The weekly net injection was the largest since mid-January.
The volume-weighted average rate of the benchmark seven-day repo traded in the interbank market, considered the best indicator of general liquidity in China, was 2.7470 percent on Friday morning, around 20 basis points lower than the previous week's closing average rate of 2.9438 percent.
Traders said the large cash injection was not only to counter tight liquidity from seasonal tax payments and maturing reverse repurchase agreements, but to ease tension from a sell-off in bonds.
China's 10-year treasury bond yields surged to a high of 4.033 percent at one point this week, their highest in more than three years, as institutions sold off liquid securities to strengthen their cash positions amid worsening market sentiment.
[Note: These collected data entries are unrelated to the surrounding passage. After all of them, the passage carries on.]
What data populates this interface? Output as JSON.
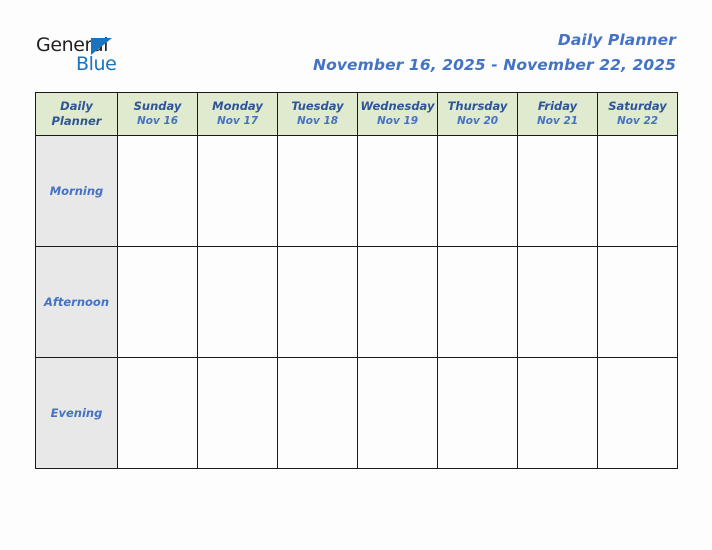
{
  "brand": {
    "name_part1": "General",
    "name_part2": "Blue",
    "logo_icon": "triangle-mark",
    "color_dark": "#231f20",
    "color_blue": "#1b74bb"
  },
  "header": {
    "title": "Daily Planner",
    "date_range": "November 16, 2025 - November 22, 2025",
    "accent_color": "#4472c4"
  },
  "table": {
    "corner": {
      "line1": "Daily",
      "line2": "Planner"
    },
    "header_background": "#dfeacf",
    "period_background": "#e8e8e8",
    "border_color": "#1a1a1a",
    "days": [
      {
        "name": "Sunday",
        "date": "Nov 16"
      },
      {
        "name": "Monday",
        "date": "Nov 17"
      },
      {
        "name": "Tuesday",
        "date": "Nov 18"
      },
      {
        "name": "Wednesday",
        "date": "Nov 19"
      },
      {
        "name": "Thursday",
        "date": "Nov 20"
      },
      {
        "name": "Friday",
        "date": "Nov 21"
      },
      {
        "name": "Saturday",
        "date": "Nov 22"
      }
    ],
    "periods": [
      {
        "label": "Morning",
        "entries": [
          "",
          "",
          "",
          "",
          "",
          "",
          ""
        ]
      },
      {
        "label": "Afternoon",
        "entries": [
          "",
          "",
          "",
          "",
          "",
          "",
          ""
        ]
      },
      {
        "label": "Evening",
        "entries": [
          "",
          "",
          "",
          "",
          "",
          "",
          ""
        ]
      }
    ]
  }
}
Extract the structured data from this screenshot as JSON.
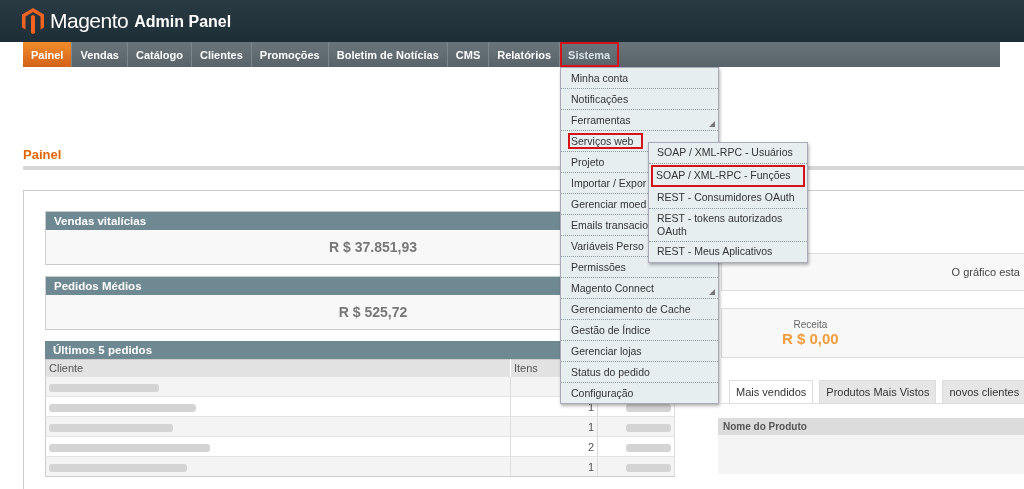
{
  "header": {
    "logo_text": "Magento",
    "logo_suffix": "Admin Panel"
  },
  "nav": [
    {
      "label": "Painel",
      "selected": true,
      "highlighted": false
    },
    {
      "label": "Vendas",
      "selected": false,
      "highlighted": false
    },
    {
      "label": "Catálogo",
      "selected": false,
      "highlighted": false
    },
    {
      "label": "Clientes",
      "selected": false,
      "highlighted": false
    },
    {
      "label": "Promoções",
      "selected": false,
      "highlighted": false
    },
    {
      "label": "Boletim de Notícias",
      "selected": false,
      "highlighted": false
    },
    {
      "label": "CMS",
      "selected": false,
      "highlighted": false
    },
    {
      "label": "Relatórios",
      "selected": false,
      "highlighted": false
    },
    {
      "label": "Sistema",
      "selected": false,
      "highlighted": true
    }
  ],
  "dropdown": [
    {
      "label": "Minha conta",
      "highlighted": false,
      "has_submenu": false
    },
    {
      "label": "Notificações",
      "highlighted": false,
      "has_submenu": false
    },
    {
      "label": "Ferramentas",
      "highlighted": false,
      "has_submenu": true
    },
    {
      "label": "Serviços web",
      "highlighted": true,
      "has_submenu": false
    },
    {
      "label": "Projeto",
      "highlighted": false,
      "has_submenu": false
    },
    {
      "label": "Importar / Expor",
      "highlighted": false,
      "has_submenu": false
    },
    {
      "label": "Gerenciar moed",
      "highlighted": false,
      "has_submenu": false
    },
    {
      "label": "Emails transacio",
      "highlighted": false,
      "has_submenu": false
    },
    {
      "label": "Variáveis Perso",
      "highlighted": false,
      "has_submenu": false
    },
    {
      "label": "Permissões",
      "highlighted": false,
      "has_submenu": false
    },
    {
      "label": "Magento Connect",
      "highlighted": false,
      "has_submenu": true
    },
    {
      "label": "Gerenciamento de Cache",
      "highlighted": false,
      "has_submenu": false
    },
    {
      "label": "Gestão de Índice",
      "highlighted": false,
      "has_submenu": false
    },
    {
      "label": "Gerenciar lojas",
      "highlighted": false,
      "has_submenu": false
    },
    {
      "label": "Status do pedido",
      "highlighted": false,
      "has_submenu": false
    },
    {
      "label": "Configuração",
      "highlighted": false,
      "has_submenu": false
    }
  ],
  "submenu": [
    {
      "label": "SOAP / XML-RPC - Usuários",
      "highlighted": false
    },
    {
      "label": "SOAP / XML-RPC - Funções",
      "highlighted": true
    },
    {
      "label": "REST - Consumidores OAuth",
      "highlighted": false
    },
    {
      "label": "REST - tokens autorizados OAuth",
      "highlighted": false
    },
    {
      "label": "REST - Meus Aplicativos",
      "highlighted": false
    }
  ],
  "page_title": "Painel",
  "cards": [
    {
      "title": "Vendas vitalícias",
      "value": "R $ 37.851,93"
    },
    {
      "title": "Pedidos Médios",
      "value": "R $ 525,72"
    }
  ],
  "orders": {
    "title": "Últimos 5 pedidos",
    "columns": [
      "Cliente",
      "Itens"
    ],
    "rows": [
      {},
      {
        "items": "1"
      },
      {
        "items": "1"
      },
      {
        "items": "2"
      },
      {
        "items": "1"
      }
    ]
  },
  "chart_panel": {
    "message": "O gráfico esta"
  },
  "totals": [
    {
      "label": "Receita",
      "value": "R $ 0,00"
    }
  ],
  "grid_tabs": [
    {
      "label": "Mais vendidos",
      "selected": true
    },
    {
      "label": "Produtos Mais Vistos",
      "selected": false
    },
    {
      "label": "novos clientes",
      "selected": false
    }
  ],
  "grid": {
    "columns": [
      "Nome do Produto"
    ]
  }
}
"The recent CGB sell-offs appear to have struck a nerve with policymakers, prompting the PBOC to take action to stabilise market liquidity conditions," said Ken Cheung, senior Asian FX strategist at Mizuho Bank in Hong Kong.
The yield on Chinese 10-year treasury bonds was at 3.950 percent on Friday morning, slightly higher than the previous week's close at 3.918 percent.
However, traders said they did not see liquidity support as altering the PBOC's monetary policy stance. They see the central bank continuing to closely manage cash conditions while keeping its deleveraging campaign on track.
Repo rates for other tenors also drifted lower this week. The one-day or overnight repo rate stood at 2.6978 percent on Friday morning, around 4 basis points lower than the previous week's closing price. And the 14-day repo stood at 3.9112 percent, compared with last Friday's close of 3.9336 percent.
The spread of the five-year credit default swap rate on Chinese sovereign debt fell 2.19 percent to 61.57.